On Wednesday morning, Michael Avenatti, the attorney for porn star Stormy Daniels, released a sworn affidavit from a woman named Julie Swetnick, who maintains Kavanaugh and Judge tried to get girls drunk at alcohol-soaked high school parties so they could be “gang raped.” She asserts the pair engaged in “abusive and physically aggressive behavior towards girls.” Previously, Christine Blasey Ford claimed Judge was in the room when Kavanaugh allegedly assaulted her.
Meanwhile, Judge has skedaddled out of Washington, DC, laying low at a beach house in Bethany, Delaware.
After the Swetnick affidavit was released, I asked Judge’s attorney for her client’s response and whether he would return to Washington and make himself available to any investigators who might want to examine these latest allegations against Kavanaugh.

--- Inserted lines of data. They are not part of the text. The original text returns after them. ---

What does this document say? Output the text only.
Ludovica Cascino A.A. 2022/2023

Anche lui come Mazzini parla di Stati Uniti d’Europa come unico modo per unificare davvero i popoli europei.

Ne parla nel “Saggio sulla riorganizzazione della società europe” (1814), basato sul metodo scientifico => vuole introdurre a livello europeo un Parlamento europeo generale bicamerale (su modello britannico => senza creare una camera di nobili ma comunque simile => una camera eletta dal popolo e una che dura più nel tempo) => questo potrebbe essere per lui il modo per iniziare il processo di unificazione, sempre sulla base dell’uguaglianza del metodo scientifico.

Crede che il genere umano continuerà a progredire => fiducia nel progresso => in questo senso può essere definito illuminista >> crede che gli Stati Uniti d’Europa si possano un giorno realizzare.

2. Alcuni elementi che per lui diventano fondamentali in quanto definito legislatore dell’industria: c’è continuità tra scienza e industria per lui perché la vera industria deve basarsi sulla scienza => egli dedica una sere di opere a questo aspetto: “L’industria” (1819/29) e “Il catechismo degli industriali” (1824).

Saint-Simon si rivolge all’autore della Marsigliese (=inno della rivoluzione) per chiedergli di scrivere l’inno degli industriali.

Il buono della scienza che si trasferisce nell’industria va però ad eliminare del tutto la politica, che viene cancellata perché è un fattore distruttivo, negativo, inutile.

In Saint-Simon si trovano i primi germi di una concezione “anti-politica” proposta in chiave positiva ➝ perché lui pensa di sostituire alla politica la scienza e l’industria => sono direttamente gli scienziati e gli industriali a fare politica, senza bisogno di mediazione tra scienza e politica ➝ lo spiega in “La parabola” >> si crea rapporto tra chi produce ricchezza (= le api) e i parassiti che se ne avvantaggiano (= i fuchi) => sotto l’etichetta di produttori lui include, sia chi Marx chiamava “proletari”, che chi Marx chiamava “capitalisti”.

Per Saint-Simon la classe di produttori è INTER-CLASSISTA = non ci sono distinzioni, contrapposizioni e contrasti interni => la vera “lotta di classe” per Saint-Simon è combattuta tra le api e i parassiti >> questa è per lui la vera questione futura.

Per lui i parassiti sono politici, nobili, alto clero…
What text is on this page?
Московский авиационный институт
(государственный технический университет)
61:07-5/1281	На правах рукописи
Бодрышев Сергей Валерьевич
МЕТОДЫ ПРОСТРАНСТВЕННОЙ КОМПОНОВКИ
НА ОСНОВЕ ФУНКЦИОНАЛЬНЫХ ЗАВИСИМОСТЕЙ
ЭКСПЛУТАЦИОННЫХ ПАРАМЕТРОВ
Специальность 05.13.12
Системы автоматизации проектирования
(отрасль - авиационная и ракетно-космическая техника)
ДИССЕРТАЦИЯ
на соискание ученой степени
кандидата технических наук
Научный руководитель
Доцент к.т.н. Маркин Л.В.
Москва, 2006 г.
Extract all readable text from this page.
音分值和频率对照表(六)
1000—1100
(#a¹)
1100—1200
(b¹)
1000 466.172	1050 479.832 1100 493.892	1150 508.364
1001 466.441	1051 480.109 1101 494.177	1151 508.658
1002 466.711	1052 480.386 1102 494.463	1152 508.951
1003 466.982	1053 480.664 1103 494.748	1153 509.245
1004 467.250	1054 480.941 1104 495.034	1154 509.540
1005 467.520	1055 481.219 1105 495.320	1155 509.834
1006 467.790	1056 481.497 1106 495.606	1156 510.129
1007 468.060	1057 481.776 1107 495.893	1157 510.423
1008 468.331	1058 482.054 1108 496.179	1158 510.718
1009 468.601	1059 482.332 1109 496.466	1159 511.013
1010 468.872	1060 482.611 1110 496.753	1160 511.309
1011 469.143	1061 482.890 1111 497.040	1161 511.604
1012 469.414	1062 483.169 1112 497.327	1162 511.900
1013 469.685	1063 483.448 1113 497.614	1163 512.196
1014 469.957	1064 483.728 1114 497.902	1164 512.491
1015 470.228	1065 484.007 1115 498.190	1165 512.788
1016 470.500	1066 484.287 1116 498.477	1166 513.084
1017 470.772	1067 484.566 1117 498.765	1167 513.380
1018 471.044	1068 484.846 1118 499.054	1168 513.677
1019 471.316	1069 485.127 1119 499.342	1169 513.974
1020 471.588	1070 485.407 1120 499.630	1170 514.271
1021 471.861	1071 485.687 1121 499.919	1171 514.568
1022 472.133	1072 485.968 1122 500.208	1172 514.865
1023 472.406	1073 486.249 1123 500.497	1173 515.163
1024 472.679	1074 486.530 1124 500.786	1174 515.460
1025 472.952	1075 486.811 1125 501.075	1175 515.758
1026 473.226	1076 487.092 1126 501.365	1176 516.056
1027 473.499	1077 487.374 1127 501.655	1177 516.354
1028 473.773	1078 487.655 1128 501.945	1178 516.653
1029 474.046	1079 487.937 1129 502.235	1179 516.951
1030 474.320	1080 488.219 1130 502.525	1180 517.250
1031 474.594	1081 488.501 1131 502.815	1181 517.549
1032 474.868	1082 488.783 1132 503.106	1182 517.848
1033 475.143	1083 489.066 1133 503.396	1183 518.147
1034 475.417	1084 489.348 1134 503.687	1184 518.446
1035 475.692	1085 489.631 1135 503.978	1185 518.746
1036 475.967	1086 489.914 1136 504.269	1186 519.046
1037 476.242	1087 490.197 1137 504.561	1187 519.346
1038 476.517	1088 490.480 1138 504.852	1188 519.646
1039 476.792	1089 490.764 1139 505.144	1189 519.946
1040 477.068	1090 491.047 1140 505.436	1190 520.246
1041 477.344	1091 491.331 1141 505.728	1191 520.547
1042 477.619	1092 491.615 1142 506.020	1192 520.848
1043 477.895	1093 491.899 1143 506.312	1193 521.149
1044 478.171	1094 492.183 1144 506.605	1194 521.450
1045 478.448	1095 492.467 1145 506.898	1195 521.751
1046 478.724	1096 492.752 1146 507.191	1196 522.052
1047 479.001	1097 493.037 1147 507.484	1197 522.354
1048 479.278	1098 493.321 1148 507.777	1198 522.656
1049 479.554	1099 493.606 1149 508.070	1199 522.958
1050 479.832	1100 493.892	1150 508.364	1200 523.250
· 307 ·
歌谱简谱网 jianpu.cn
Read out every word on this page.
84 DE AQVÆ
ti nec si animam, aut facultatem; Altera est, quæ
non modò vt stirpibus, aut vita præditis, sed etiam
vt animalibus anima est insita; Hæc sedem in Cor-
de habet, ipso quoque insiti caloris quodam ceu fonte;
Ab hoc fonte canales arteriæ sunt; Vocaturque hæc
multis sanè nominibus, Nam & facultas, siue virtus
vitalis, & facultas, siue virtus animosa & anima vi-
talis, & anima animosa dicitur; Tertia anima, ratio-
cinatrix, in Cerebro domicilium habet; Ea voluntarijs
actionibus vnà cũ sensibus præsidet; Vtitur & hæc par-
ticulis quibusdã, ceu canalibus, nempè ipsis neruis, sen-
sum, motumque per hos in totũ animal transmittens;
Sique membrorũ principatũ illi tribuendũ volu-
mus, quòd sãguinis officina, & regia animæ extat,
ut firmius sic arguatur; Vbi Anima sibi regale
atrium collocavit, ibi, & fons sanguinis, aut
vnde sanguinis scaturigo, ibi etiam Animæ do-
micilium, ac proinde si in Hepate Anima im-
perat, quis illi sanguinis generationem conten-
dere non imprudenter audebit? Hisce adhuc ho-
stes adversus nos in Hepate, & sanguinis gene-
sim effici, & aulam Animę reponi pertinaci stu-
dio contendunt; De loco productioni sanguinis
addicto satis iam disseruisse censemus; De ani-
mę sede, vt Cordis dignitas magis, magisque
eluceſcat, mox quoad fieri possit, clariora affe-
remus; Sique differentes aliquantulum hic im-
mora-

“He is denying the allegations in the Swetnick affidavit,” Van Gelder replied, “and not publicly talking about these matters during the pendency of the confirmation hearings.” She then amended her statement to “during the pendency of the confirmation process,” meaning Judge won’t say anything until it can no longer have any bearing on whether Kavanaugh is confirmed.
“Can you say why that is?” I asked Van Gelder.
“No,” she said.
I took a stab at one other question: “Does Mark know Julie Swetnick?”
“I just gave you my statement,” she said.
And that was it. But it does seem rather obvious that if any official body wants to fully assess the Swetnick allegations—as with the Ford allegations—Judge must be interviewed. He has been identified as Kavanaugh’s wingman and, possibly, a partner in crime. No complete accounting can occur without questioning Judge.